MINISTRA DA CULTURA PORTUGUESA ABRE FEIRA DO LIVRO DE GUADALAJARA COM DISCURSO SOBRE “O VALOR DA LÍNGUA PORTUGUESA COMO ATIVO ECONÓMICO E CULTURAL”

Graça Fonseca está este sábado, dia 24 de novembro, em Guadalajara para participar na inauguração da maior feira do livro do mundo em língua castelhana. “Do Teatro ao Cinema, da Dança à Música, das Artes Plásticas ao Artesanato, à Arquitetura e à Ciência, em todas estas áreas Portugal se faz representar com o que de melhor teve e tem na história da sua Cultura.” Leia aqui o discurso da ministra da Cultura na íntegra.

Diz uma cantiga de D. Dinis, o nosso Rei trovador e, sem grande exagero, o primeiro patrono da cultura portuguesa, que “Quando o vir dos olhos meus,/ que possa aquel dia veer/ que nunca vi maior prazer.” A alegria da chegada é um tema recorrente na nossa primeira poesia, naquele momento em que a literatura e a cultura de Portugal que hoje comemoramos se começaram a definir.

É, por isso, com enorme alegria que vos falo, nesta chegada à Feira Internacional do Livro de Guadalajara, que cada vez mais se consolida como o grande evento do mercado do livro em língua espanhola. Ser o Convidado de Honra representou para nós um desafio, um processo longo e complexo, o qual ultrapassou as fronteiras da cultura, ou melhor, exigiu de nós uma visão transversal de cultura, porque a CULTURA é, também, educação, diplomacia e economia. Vemos, por isso, esta presença como uma oportunidade, centrada no ensejo de dar início a um processo de contactos e de trocas mais frequentes e mais regulares e, acima de tudo, levar o conhecimento de Portugal a camadas muito mais vastas de público.

“O Futuro é a Aurora do Passado”, é este o verso de Teixeira de Pascoaes que serve de lema à participação portuguesa na FIL. Falemos, por isso, um pouco de passado. Portugal e o México têm um passado conjunto, cujas relações diplomáticas remontam há 154 anos, quando o Coronel Francisco Facio apresentou as suas credenciais como primeiro enviado extraordinário do México em Lisboa, perante o nosso Rei D. Luís.

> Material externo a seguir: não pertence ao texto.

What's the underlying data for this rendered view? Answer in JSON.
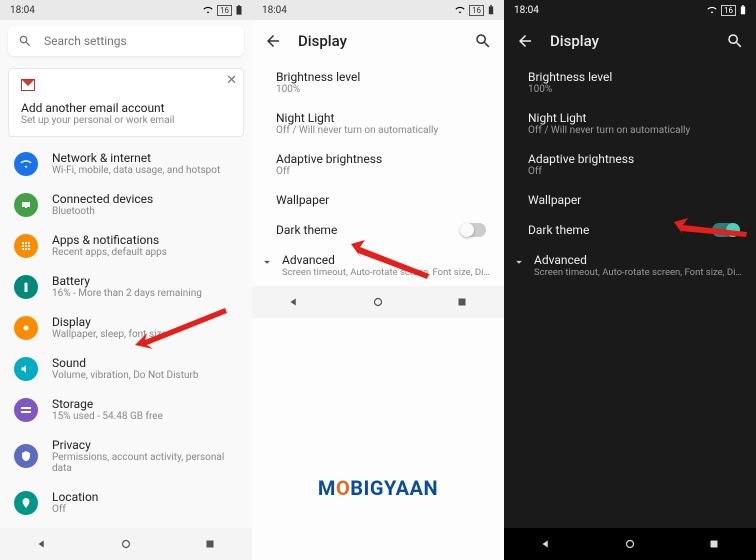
{
  "status": {
    "time": "18:04",
    "badge": "16"
  },
  "search": {
    "placeholder": "Search settings"
  },
  "email_card": {
    "title": "Add another email account",
    "subtitle": "Set up your personal or work email"
  },
  "settings_items": [
    {
      "title": "Network & internet",
      "subtitle": "Wi-Fi, mobile, data usage, and hotspot",
      "color": "#1a73e8",
      "icon": "wifi"
    },
    {
      "title": "Connected devices",
      "subtitle": "Bluetooth",
      "color": "#43a047",
      "icon": "devices"
    },
    {
      "title": "Apps & notifications",
      "subtitle": "Recent apps, default apps",
      "color": "#fb8c00",
      "icon": "apps"
    },
    {
      "title": "Battery",
      "subtitle": "16% - More than 2 days remaining",
      "color": "#00897b",
      "icon": "battery"
    },
    {
      "title": "Display",
      "subtitle": "Wallpaper, sleep, font size",
      "color": "#fb8c00",
      "icon": "display"
    },
    {
      "title": "Sound",
      "subtitle": "Volume, vibration, Do Not Disturb",
      "color": "#00acc1",
      "icon": "sound"
    },
    {
      "title": "Storage",
      "subtitle": "15% used - 54.48 GB free",
      "color": "#7e57c2",
      "icon": "storage"
    },
    {
      "title": "Privacy",
      "subtitle": "Permissions, account activity, personal data",
      "color": "#5c6bc0",
      "icon": "privacy"
    },
    {
      "title": "Location",
      "subtitle": "Off",
      "color": "#009688",
      "icon": "location"
    }
  ],
  "display": {
    "title": "Display",
    "brightness_label": "Brightness level",
    "brightness_value": "100%",
    "nightlight_label": "Night Light",
    "nightlight_value": "Off / Will never turn on automatically",
    "adaptive_label": "Adaptive brightness",
    "adaptive_value": "Off",
    "wallpaper_label": "Wallpaper",
    "darktheme_label": "Dark theme",
    "advanced_label": "Advanced",
    "advanced_value": "Screen timeout, Auto-rotate screen, Font size, Disp..."
  },
  "watermark": {
    "left": "M",
    "o": "O",
    "right": "BIGYAAN"
  }
}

Mas falemos também de futuro, porque é neste cruzamento entre tempos, nesta abrangência, que Portugal se apresenta aqui em Guadalajara, com os seus autores consagrados mas, também os mais jovens, cuja obra é merecedora de ser conhecida, divulgada e traduzida.

O México conhece António Lobo Antunes, galardoado com o Prémio Juan Rulfo, ou Nuno Júdice, poeta, professor e tradutor consagrado no universo da língua espanhola. Mas o México deve conhecer também a poesia de Vasco Gato ou Rui Cóias, tal como a prosa de Alexandra Lucas Coelho, que dedicou ao México um dos seus livros de viagens, e de Ana Margarida de Carvalho, já por duas vezes distinguida com o Grande Prémio de Romance e Novela e vencedora do Grande Prémio de Conto Camilo Castelo Branco.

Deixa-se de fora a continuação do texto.